Oysa, PKK’nın siyasi ayağı HDP’yle seçimler dahil her konuda ittifak yapan, irticanın en büyüğü FETÖ için Adalet Yürüyüşü düzenleyen CHP’ye bel bağlayınca o “net görüntü” karıncalanıyor. Örneğin, Cengiz Özakıncı gibi birisi, “İngilizlerin CHP, İyi Parti ve HDP’yle fotoğraf vermesinin amacı AKP’ye seçim kazandırmaktır.” diyerek savrulabiliyor. Nihat Genç gibi birisi “İlk seçim gününe kadar CHP bir sussun. AKP düşüyor. Konuştukça AKP’yi güçlendiriyorsunuz. AKP’nin eline koz veriyorsunuz. İki gün şu bölücülerle yan yana gelmeyin. Sussalar AKP düşecek.” diyerek PKK’nın yanına düşebiliyor.
Ayşenur Aslan ve Halk TV işte böyle bir “netlikle” paspas edildi. Aslında Aslan ve Halk TV’nin neden değil sonuç olduğu gizlendi. Yakalanmışken bir “abalı” vuruldu da vuruldu. Emekli askerlerimiz ve “küheylan” aydınlarımız şimdi gönül rahatlığıyla Kılıçdaroğlu’na ya da İmamoğlu’na oy isteyebilir. İki gün bölücülerle yan yana gelmeden Erdoğan’ı devirme ihtimalini sevebilir. Üçüncü gün açılım yapılmasını sindirebilir…
Onlar “ters manyel” teorileriyle saçmalaya dursun hiçbir ajitasyon CHP’nin yeni rolünü örtmüyor. CHP’nin, Büyük Ortadoğu Projesi’nin eş başkanlığına talip olduğu apaçık ortada.

DEĞİŞEN ROLLER

Roller değişti. 2014 yılı öncesinde vatanseverlerin AK Parti’ye muhalefet ettiği ne varsa onları CHP üstlendi. Kemal Kılıçdaroğlu liderliğindeki Y-CHP, 2014’ten sonra neredeyse tüm millî meselelerde karşı cephede yer aldı.
15 Temmuz Amerikancı Fethullahçı darbe kalkışmasına “tiyatro” dedi.
Türkiye’yi bölmek için özerklik ilan eden, hendekler kazarak şehirlerimizde iç savaş denemesi yapan PKK’yı kurtarmak için seferber oldu.
Suriye’nin kuzeyindeki terör yuvalarına yönelik tüm operasyonlara karşı çıktı.
Mavi Vatan mücadelesini saldırgan ve yayılmacı buldu.
Kuzey Kıbrıs’ta teslimiyetçi Mustafa Akıncı’yı tuttu.
Karabağ’a Mehmetçik desteğine itiraz etti.
Milli silahların geliştirilmesini, üretilmesini sabote etmeye çalıştı.
Sınırın ötesindeki terörle mücadele harekâtları için gereken tezkereyi reddetti. HDP’nin kapatılmasına karşı çıkarak sık sık açılım vaadinde bulundu.
FETÖ hükümlüsü ve zanlısı KHK’lıları devlete geri alma sözü verdi.
Anayasa’yı ve Cumhurbaşkanı’nı gayrı meşru göstererek ABD’nin kaos planlarına hizmet etti.
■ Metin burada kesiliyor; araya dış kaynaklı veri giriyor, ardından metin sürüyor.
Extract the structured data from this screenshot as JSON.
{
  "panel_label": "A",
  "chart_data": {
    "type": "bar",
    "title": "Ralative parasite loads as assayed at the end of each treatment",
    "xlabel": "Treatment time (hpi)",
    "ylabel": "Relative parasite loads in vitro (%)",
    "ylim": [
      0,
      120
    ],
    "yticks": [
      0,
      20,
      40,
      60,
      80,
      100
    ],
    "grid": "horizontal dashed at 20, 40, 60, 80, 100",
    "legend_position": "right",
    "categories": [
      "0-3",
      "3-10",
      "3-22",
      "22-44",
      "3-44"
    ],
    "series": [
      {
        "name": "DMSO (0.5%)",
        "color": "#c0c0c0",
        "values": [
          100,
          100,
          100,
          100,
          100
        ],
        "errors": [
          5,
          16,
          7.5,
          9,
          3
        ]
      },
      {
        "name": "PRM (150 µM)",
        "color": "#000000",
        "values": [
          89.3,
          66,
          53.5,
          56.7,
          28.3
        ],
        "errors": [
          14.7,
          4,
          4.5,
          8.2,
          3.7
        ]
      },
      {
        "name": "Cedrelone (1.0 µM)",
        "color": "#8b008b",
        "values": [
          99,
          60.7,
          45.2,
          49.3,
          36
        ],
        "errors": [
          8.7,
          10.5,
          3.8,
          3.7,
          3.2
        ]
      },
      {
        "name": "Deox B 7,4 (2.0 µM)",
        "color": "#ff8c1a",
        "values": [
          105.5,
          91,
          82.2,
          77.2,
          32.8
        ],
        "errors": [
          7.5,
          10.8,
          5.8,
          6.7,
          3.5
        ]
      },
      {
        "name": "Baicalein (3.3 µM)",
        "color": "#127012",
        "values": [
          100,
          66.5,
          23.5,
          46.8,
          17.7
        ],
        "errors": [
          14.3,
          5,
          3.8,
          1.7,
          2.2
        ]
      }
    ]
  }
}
 AMERİKANCI İKLİMİN MERKEZİ CHP

Ak Parti ise bu süreçte büyük oranda doğru mevzideydi.
Velhasıl, Ayşenur Aslan’ın ağzından dökülen Türk Mukavemet Teşkilatı ile ilgili düşmanca sözler, CHP’nin strateji ve siyasetlerinin bir yansıması. Millî dava karşıtlığının odak noktası CHP olmuşken, Amerikancı iklim oradan yayılırken işin kolayına kaçmak hem ucuzculuk hem de ikiyüzlülüktür. Ayrıca bu ucuzculuğun hala niçin yapıldığı ciddi bir soru işaretidir.
Atatürkçülük, vatanseverlik açısından asıl mesele ucuz siyasetlerden kurtulup cesurca bu gerçeğin etrafında saf tutmaktır. Yüreği yeten bunu yapsın.
Aydınlıkçılar, en başından beri rüzgarlara aldırış etmeden, halkı aldatmadan hakikati bildiriyor. Hesapsız kitapsız gözü kara vatanseverliği örgütlüyor.